Lynn would not discuss the other sources of financing being sought, saying these were confidential. However, Profile II of the Rural Electrification Project on the Inter-American Development Bank (IDB) website said the company had completed negotiations for loans with the EIB as well as the local agent of Republic Bank of Trinidad, the National Bank of Industry and Commerce Ltd (NBIC). The loan with NBIC is for US$7.3 million over a ten-year period with a two-year grace period and interest at one per cent above Republic Bank's US account prime rate. The IDB had also declared GPL eligible for financing, via its private sector window, in 1999. Lynn refused to say whether GPL had to provide any of the funding for the project.

A statement from GPL yesterday on the loan agreement with the EIB said the firm did not have to provide security, but one of the conditions was that the loan must be matched by corresponding funds. "GPL is currently working to raise the additional financing for our major projects," the statement said.

Over five years, the project will see three new medium-speed, heavy fuel oil-fired diesel units of ten megawatts each installed at Garden of Eden, as well as a new 69 KV line linking a new 13.9 KV substation at Eccles to the distribution network. Lynn expects that work on these two top priority areas would be completed in 12 months.

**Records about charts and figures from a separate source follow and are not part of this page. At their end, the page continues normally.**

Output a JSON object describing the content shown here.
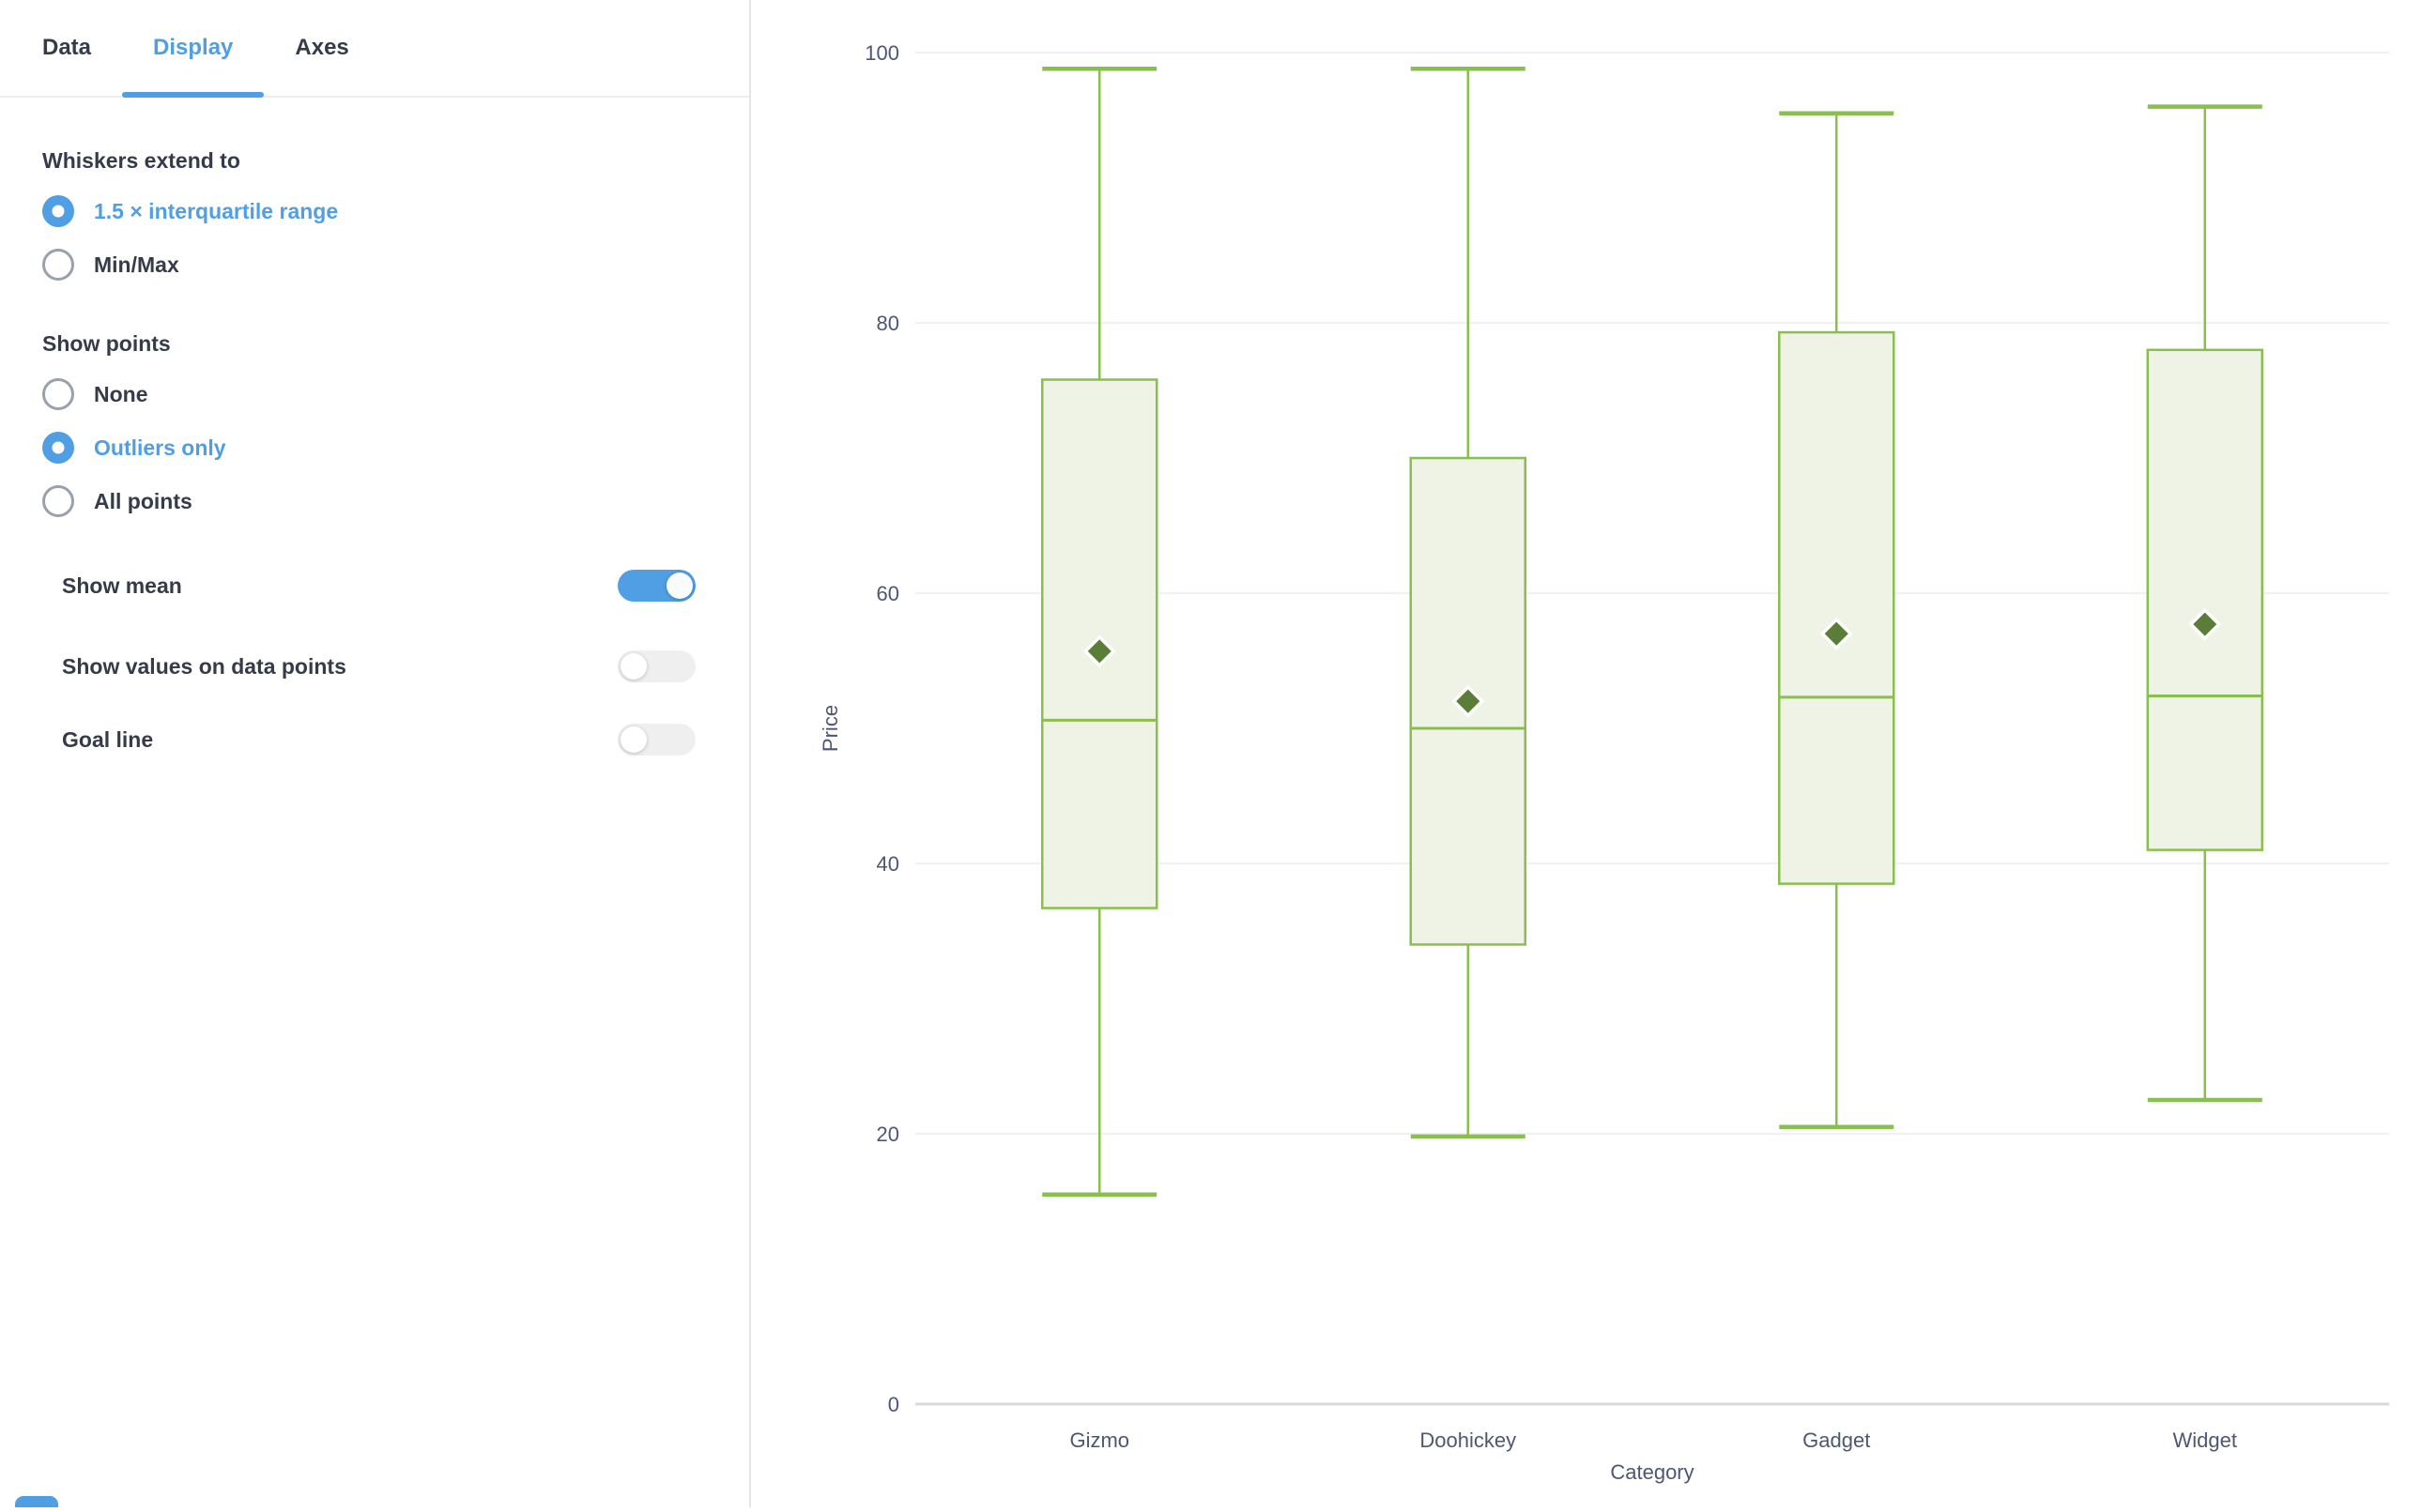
{
  "colors": {
    "accent_blue": "#509EE3",
    "chart_green": "#88BF4D",
    "box_fill": "#EEF3E6",
    "mean_diamond": "#5A7D37",
    "grid_line": "#F1F1F1",
    "axis_line": "#D9D9D9",
    "panel_text": "#353B48",
    "axis_text": "#4C5773"
  },
  "panel": {
    "tabs": [
      {
        "label": "Data",
        "active": false
      },
      {
        "label": "Display",
        "active": true
      },
      {
        "label": "Axes",
        "active": false
      }
    ],
    "whiskers": {
      "heading": "Whiskers extend to",
      "options": [
        {
          "label": "1.5 × interquartile range",
          "selected": true
        },
        {
          "label": "Min/Max",
          "selected": false
        }
      ]
    },
    "show_points": {
      "heading": "Show points",
      "options": [
        {
          "label": "None",
          "selected": false
        },
        {
          "label": "Outliers only",
          "selected": true
        },
        {
          "label": "All points",
          "selected": false
        }
      ]
    },
    "toggles": [
      {
        "label": "Show mean",
        "on": true
      },
      {
        "label": "Show values on data points",
        "on": false
      },
      {
        "label": "Goal line",
        "on": false
      }
    ]
  },
  "chart_data": {
    "type": "boxplot",
    "xlabel": "Category",
    "ylabel": "Price",
    "ylim": [
      0,
      100
    ],
    "yticks": [
      0,
      20,
      40,
      60,
      80,
      100
    ],
    "grid": true,
    "legend_position": "none",
    "whisker_mode": "1.5 × interquartile range",
    "show_mean": true,
    "show_points": "Outliers only",
    "categories": [
      "Gizmo",
      "Doohickey",
      "Gadget",
      "Widget"
    ],
    "series": [
      {
        "category": "Gizmo",
        "whisker_low": 15.5,
        "q1": 36.7,
        "median": 50.6,
        "mean": 55.7,
        "q3": 75.8,
        "whisker_high": 98.8,
        "outliers": []
      },
      {
        "category": "Doohickey",
        "whisker_low": 19.8,
        "q1": 34.0,
        "median": 50.0,
        "mean": 52.0,
        "q3": 70.0,
        "whisker_high": 98.8,
        "outliers": []
      },
      {
        "category": "Gadget",
        "whisker_low": 20.5,
        "q1": 38.5,
        "median": 52.3,
        "mean": 57.0,
        "q3": 79.3,
        "whisker_high": 95.5,
        "outliers": []
      },
      {
        "category": "Widget",
        "whisker_low": 22.5,
        "q1": 41.0,
        "median": 52.4,
        "mean": 57.7,
        "q3": 78.0,
        "whisker_high": 96.0,
        "outliers": []
      }
    ]
  }
}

Among the other work to be undertaken in the period are a 69 KV interconnection between Sophia and Onverwagt to link the Demerara and Berbice systems, with modifications to the Onverwagt station. There will be new transmission stations at Coldingen on the East Coast, Leonora on the West Coast and Williamsburg on the Corentyne.

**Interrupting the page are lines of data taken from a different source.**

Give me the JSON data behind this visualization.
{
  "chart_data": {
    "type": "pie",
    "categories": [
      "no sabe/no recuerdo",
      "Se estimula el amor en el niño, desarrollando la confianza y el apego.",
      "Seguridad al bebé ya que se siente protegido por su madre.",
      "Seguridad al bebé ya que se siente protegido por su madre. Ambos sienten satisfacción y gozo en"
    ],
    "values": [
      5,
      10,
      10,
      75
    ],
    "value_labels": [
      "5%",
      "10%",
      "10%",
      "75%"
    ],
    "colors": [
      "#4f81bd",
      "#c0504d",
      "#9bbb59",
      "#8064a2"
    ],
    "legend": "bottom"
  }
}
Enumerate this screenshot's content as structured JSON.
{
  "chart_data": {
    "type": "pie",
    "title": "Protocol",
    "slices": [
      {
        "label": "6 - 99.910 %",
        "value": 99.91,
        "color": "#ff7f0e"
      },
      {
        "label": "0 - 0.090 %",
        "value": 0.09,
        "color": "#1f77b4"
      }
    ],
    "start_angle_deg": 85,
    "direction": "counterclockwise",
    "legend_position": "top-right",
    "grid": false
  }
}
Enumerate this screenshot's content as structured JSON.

Further, there would be a new 69 KV line from Sophia to Kingston and a new transmission station at Kingston.

Lynn said he anticipated that contracts would be placed with suppliers by the end of the first quarter, by which time all of the financing would have been arranged. He was positive about securing all of the financing for the project by this time.

The CEO said he expected that with work completed on the two top priorities identified, generation will become more reliable; the firm would be able to cope with increasing demand averaging five per cent per year; reliability in supply would be assured and technical losses would be reduced. He could not say to what extent improvements would be made with regard to technical losses.

"We hope to gradually reduce blackouts on a continuing basis. It will be impossible to stop all blackouts but we hope to get to the stage where it happens very seldom and this will be a gradual process," Lynn said.

And while the two top priorities would be worked on, Lynn said that the company would continue to improve the distribution network, replace rotten poles and maintain reliability of supply which was seen in the last few months.

Lynn noted that since August there had been no kinks in the system causing blackouts, but rather there had been planned blackouts to improve the system.

"We want to build on that. There will be switch outs to allow for improvements and we are working to ensure a gradual process of improvement," he asserted.

He saw the loan from the EIB was a vote of confidence in GPL and a building block to allow the major projects to proceed to improve substantially the quality of electricity supply.